Like probably many people, I first encountered Riki-Oh through Lam Ngai Kai's 1991 adaptation. Advertised as one of the most violent movies ever made, I saw it with VCD quality and loved it. The practical effects were amazing, the blood was bright and flowing, spraying, and exploding in buckets, the fights were over-over-the-top insane. And don't get me started on the final bout with the mutated warden...
Recently, I discovered that it's based on a manga, and a long one at that. So, I dug in, wanting to see how much of the film violence came from the original and overall, what did the move from the page to the screen do to the story.

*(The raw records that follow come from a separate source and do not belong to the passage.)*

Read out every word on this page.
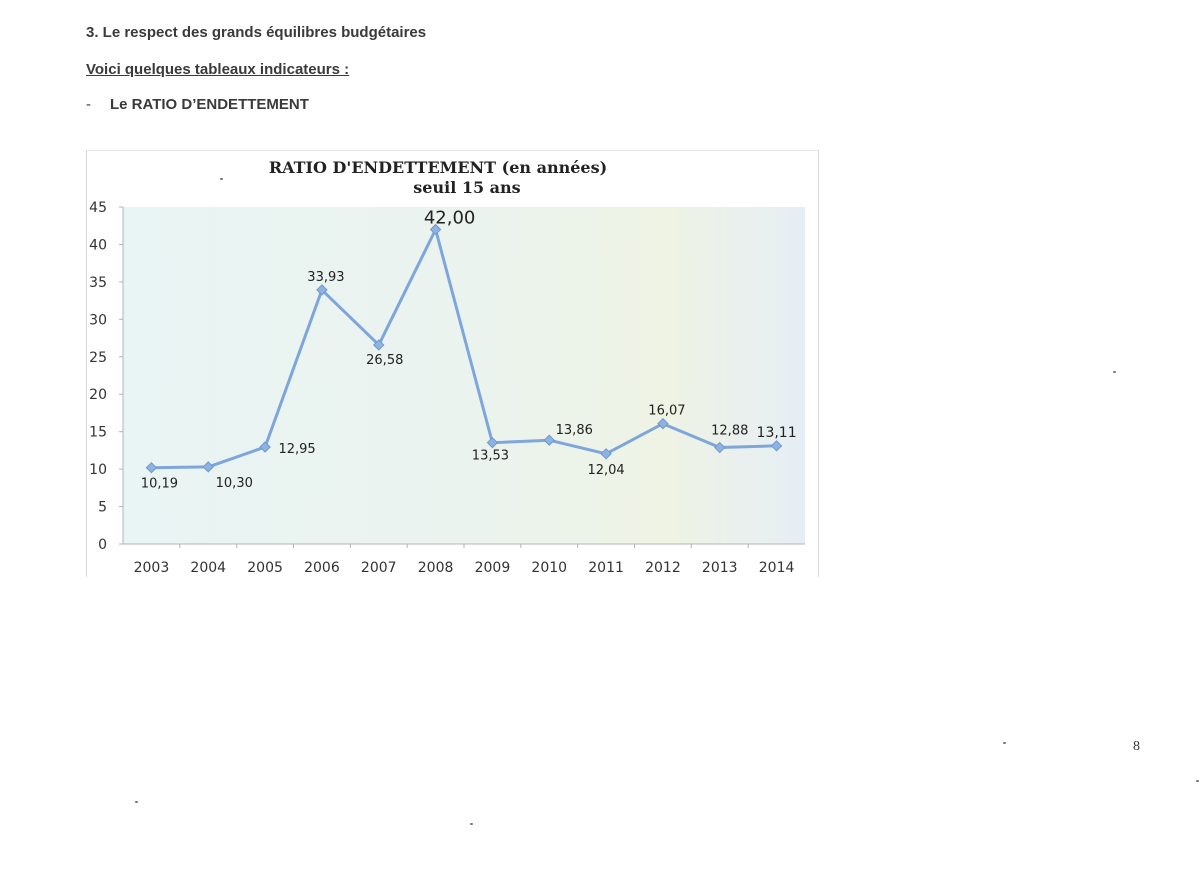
3. Le respect des grands équilibres budgétaires
Voici quelques tableaux indicateurs :
- Le RATIO D’ENDETTEMENT
RATIO D'ENDETTEMENT (en années)
seuil 15 ans
0
5
10
15
20
25
30
35
40
45
2003 2004 2005 2006 2007 2008 2009 2010 2011 2012 2013 2014
10,19	10,30
12,95
33,93
26,58
42,00
13,53
13,86
12,04
16,07
12,88 13,11
8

Having finished the entire 12 volume run, I can say that the manga is almost as good as its adaptation. It is hyper violent with blood, brains, eyes, and guts flying left and right on almost every page. It's also very campy, especially in the second half where everything gets batshit crazy and incomprehensible. Weirder and weirder enemies start appearing, some of them with almost magical powers, others from different periods and dimensions. But, by definition, none of them are particularly interesting and exciting, because we know they'll be chopped, eviscerated, or decapitated by Riki in a single blow. Moreover, none of them are given more background than maybe a speech bubble or two, telling us their amazing powers and how they will be the ones to finally destroy the indestructible main character.
It is not the camp, though, that makes this manga more of a letdown. After all, macho campiness and ridiculous powers is what we must expect from a work of this type from the period. Rather, it is the desire of the authors to introduce some kind of epochal seriousness and gravity to Riki's travails. Sprouts of this start appearing after the end of the first prison arc on which the 1991 movie is based. Each of the remaining four arcs starts introducing more unbelievably ridiculous plot twists such as Nazis, religious zealotry, biblical prophecies, pseudo-philosophy, and tons of other things.
With each introduction of a new development and theme, the initial point of the manga seems to be lost more. This is because most plot points were just thrown in by the authors without much attention to what happened or was said in previous chapters and especially arcs. Things happen, new things get introduced, oftentimes contradicting the past, people die, new contradictions are introduced, and so on, until it all ends extremely anticlimactically. I know that strong and logical storytelling isn't to be expected much from such works, but compared to the relative realism and subtlety of the first arc, it looks like a nosedive.
There isn't much of a subtext here, at least not a consistent one that I could catch. There is the running themes of belonging, family, duty, and forgiveness, but they are muddled and shallow. Its more like they were mentioned so the thing can seem semi-serious, not that the authors wanted to explore them. This makes this manga a pretty uninspired read for me, because I prefer it when the violence is used to tell something more meaningful. Here there are is only the pretense of meaning. And this suck, because the setting of the first arc and to a degree, the second one, gives plenty of room for exploring serious topics like corruption, power, policing, control, and others. When Riki breaks the cell wall for the first time in the first part, there is some potentiality for meaning, when he does the same thing for a hundredth time by the final arc, there is none.
What is worse, though, is that the introduction of nazism, teleology, prophecies, and such, negates the impact of the possible critique of the system. All of the occultism of the second part of the manga seems to exonerate the ones who are actually at fault in society, making them powerless pawns in the hands of eternal, otherworldly powers. Moreover, the enemies are almost always framed as being not only powerless in front of Mukai, Riki's father, a would be god, and the ultimate villain, but also people with families and humanity they need to suppress.
Luckily, whereas the storytelling falters as the manga progresses, the art kind of soars. There is nothing mindblowing composition-wise. Most of the panelling is conservative, there are few splash pages, and almost no double page spreads. The ones that appear are also pretty mediocre. The character design is also relatively good, most of the characters look consistent thorough the entire run, with only some contorted faces difficult to understand at points. Luckily, the context helps for them.
The best part by far is the 80's macho hyper violence. It is relatively detailed and realistic, with eyes and brains popping and flying, carcasses hanging and sliding. Most of the action is also comprehensible, but there are some panels in which it is difficult to discern what is happening due to the gore.